Infrastructure Investor interview with Rémy Estran-Fraioli: A climate of change
Infrastructure Investor published an interview with Rémy Estran-Fraioli, CEO of Scientific Climate Ratings, discussing the need for infrastructure investors and operators to assess climate risk through science-led ratings that prioritise financial materiality over policy targets, moving beyond generalist ESG ratings.
Key insights from the interview:
- The ESG backlash is growing, particularly in the US, as corporates and investors are “tired of ideologically loaded” scores that lack scientific and financial rigour.
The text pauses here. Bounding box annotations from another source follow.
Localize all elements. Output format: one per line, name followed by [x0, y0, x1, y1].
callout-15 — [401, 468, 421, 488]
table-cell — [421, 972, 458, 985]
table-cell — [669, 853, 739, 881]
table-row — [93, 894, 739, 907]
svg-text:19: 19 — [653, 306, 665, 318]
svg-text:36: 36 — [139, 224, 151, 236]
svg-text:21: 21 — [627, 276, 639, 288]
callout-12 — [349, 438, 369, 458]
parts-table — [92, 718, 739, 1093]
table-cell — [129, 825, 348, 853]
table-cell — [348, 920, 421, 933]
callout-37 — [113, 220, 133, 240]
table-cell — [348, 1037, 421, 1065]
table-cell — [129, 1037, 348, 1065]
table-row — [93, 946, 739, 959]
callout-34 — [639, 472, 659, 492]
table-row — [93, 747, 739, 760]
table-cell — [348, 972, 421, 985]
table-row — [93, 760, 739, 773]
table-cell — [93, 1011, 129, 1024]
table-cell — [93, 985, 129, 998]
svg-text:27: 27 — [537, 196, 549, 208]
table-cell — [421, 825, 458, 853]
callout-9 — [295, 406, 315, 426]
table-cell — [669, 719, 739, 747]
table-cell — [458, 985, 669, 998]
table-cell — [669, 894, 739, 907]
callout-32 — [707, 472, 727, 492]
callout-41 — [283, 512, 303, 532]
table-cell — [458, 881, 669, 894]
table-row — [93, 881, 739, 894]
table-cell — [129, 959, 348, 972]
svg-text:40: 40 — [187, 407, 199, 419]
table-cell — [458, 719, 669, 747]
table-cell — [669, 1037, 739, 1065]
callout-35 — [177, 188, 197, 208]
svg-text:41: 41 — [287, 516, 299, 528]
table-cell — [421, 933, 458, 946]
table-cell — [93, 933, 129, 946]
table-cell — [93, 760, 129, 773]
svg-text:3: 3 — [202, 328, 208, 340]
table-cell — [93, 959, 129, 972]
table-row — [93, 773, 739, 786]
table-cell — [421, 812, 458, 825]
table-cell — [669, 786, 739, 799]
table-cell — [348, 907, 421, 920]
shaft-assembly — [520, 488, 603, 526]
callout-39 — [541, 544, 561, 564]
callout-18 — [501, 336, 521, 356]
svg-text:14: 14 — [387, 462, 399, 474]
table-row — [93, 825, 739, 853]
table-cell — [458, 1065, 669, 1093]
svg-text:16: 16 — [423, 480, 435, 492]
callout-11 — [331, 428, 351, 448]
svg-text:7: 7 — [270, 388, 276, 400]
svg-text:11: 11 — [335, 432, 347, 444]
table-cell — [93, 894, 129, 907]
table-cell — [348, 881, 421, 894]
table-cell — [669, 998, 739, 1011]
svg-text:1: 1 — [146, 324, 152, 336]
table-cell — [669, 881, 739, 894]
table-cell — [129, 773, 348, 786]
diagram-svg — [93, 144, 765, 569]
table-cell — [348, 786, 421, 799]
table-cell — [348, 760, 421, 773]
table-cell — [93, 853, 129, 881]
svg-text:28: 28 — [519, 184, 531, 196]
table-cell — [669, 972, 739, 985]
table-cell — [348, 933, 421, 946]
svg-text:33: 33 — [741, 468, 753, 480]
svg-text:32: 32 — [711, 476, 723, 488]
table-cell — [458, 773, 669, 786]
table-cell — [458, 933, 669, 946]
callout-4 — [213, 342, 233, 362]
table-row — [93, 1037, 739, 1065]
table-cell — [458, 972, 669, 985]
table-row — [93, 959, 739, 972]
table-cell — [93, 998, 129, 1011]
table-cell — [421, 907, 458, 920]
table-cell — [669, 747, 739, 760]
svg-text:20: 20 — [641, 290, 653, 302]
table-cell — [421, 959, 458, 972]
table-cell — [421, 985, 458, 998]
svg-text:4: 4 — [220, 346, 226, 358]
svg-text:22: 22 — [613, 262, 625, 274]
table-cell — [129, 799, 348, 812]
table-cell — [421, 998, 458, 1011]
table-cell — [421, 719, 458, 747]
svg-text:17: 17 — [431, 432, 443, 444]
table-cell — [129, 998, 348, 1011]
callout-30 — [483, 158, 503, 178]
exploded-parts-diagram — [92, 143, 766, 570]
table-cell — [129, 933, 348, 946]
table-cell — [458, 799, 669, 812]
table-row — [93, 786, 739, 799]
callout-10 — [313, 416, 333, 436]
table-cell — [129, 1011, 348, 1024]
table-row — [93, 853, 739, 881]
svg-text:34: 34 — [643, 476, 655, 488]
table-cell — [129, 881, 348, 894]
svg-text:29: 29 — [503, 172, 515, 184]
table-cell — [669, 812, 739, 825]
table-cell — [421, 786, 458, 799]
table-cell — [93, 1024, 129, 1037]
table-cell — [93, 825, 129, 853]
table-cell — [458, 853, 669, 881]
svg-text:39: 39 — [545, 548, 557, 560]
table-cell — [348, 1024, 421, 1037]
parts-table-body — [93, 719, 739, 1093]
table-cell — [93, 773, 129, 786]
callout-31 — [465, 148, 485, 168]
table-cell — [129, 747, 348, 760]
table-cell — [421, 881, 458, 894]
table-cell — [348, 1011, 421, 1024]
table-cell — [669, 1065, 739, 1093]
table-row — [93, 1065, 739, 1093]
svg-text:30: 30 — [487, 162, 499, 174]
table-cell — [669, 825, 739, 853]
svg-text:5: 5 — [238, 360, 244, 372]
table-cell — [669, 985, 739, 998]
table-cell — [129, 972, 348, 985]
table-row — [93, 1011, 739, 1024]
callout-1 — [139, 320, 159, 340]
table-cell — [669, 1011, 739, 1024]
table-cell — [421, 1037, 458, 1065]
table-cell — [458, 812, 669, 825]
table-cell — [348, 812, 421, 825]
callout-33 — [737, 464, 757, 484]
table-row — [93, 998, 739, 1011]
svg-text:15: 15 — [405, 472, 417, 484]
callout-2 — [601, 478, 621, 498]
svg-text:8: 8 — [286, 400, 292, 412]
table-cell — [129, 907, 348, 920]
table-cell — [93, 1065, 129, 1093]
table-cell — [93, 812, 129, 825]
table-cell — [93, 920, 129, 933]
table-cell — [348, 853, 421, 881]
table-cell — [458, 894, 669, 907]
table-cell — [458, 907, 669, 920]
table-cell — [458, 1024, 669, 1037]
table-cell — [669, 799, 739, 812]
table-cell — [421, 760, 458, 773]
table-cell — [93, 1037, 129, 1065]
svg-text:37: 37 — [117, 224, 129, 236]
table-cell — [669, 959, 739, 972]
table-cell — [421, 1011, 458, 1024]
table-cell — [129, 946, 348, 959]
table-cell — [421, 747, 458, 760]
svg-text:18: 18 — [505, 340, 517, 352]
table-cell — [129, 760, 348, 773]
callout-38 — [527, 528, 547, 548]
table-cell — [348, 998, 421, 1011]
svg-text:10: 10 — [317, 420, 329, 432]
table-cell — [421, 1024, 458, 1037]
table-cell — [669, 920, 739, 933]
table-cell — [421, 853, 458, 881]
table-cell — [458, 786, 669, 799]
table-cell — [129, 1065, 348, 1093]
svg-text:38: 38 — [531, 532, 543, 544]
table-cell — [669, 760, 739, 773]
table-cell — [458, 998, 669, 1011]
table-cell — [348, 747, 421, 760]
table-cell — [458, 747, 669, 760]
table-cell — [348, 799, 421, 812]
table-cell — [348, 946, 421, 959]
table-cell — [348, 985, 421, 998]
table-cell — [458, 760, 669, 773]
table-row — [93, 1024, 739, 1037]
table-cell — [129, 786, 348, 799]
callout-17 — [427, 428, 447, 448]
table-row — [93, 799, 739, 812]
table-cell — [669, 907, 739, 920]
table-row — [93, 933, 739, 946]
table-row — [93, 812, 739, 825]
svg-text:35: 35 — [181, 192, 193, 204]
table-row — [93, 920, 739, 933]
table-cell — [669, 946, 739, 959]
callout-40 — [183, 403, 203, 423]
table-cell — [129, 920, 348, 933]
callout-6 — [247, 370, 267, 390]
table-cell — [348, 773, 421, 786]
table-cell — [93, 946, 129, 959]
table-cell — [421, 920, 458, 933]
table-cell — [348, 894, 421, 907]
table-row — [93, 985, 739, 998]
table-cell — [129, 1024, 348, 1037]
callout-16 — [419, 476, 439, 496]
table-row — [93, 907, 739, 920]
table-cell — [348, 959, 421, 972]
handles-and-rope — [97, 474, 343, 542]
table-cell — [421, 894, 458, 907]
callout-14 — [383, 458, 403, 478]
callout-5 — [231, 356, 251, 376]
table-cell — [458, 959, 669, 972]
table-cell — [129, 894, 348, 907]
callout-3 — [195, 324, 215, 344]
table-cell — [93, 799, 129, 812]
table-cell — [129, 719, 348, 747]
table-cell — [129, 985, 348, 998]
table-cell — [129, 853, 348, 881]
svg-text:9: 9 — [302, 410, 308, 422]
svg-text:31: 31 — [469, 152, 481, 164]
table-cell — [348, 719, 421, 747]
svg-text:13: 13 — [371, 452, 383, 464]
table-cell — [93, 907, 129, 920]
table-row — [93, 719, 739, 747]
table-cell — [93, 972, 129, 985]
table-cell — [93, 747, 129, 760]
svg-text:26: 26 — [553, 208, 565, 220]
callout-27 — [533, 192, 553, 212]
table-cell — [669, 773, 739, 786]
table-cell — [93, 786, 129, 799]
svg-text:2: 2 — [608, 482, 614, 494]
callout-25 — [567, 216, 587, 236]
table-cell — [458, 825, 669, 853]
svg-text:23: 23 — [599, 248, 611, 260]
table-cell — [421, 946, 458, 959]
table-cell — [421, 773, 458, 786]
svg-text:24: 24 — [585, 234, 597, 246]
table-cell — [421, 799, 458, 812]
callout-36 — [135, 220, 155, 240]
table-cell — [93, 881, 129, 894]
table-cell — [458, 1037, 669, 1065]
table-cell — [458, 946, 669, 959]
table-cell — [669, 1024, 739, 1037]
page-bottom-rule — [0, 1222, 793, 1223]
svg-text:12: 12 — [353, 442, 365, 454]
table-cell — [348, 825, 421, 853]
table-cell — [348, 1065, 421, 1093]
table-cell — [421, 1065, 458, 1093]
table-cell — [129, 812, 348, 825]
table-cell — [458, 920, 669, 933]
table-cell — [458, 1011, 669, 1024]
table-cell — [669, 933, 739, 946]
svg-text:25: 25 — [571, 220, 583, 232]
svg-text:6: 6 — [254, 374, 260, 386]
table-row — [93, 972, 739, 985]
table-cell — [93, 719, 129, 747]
- Infrastructure investors do not need another generalist ESG rating. They need to know, for example, the flood risk facing a specific airport or whether a power plant may lose value under transition policies: answers that blended ESG frameworks cannot provide.
- Investors need a clear view of the financial impact of climate change and the concrete actions that can be taken. Scientific Climate Ratings fills this gap by translating climate science into financially actionable metrics. Its Potential Climate Exposure Ratings (PCER) and Effective Climate Risk Ratings (ECRR) use scientific data and scenario analysis to assess forward-looking asset values, cash flows and resilience.
- The ratings go beyond “what if” scenarios or assumptions of an “extreme net zero world”. ECRR evaluates climate risk across a full range of physical and transition pathways, shifting the focus “from theoretical outcomes to financially likely outcomes“.
- The ratings are adjusted to reflect adaptation strategies, based on the EDHEC Climate Institute data, to quantify both the cost of inaction and the benefits of taking action.
Estran-Fraioli also noted key infrastructure trends: climate risk is highly granular and asset-specific; physical risk varies across infrastructure types (e.g., electricity grids and telecom networks are most exposed, with transport following); transition risk extends beyond direct emissions; and resilience can be a game-changer but adaptation measures are rarely factored into financial models. Scientific Climate Ratings shows how resilience alter risk profile.
Estran-Fraioli also highlighted that Scientific Climate Ratings’ first client was the World Bank, marking a milestone for the organisation:
“Using the ratings methodology, the World Bank was able to quantify the financial physical climate risk along with resilience strategies. The goal is to redirect funds to support projects where those resilience strategies are having the greatest impact.”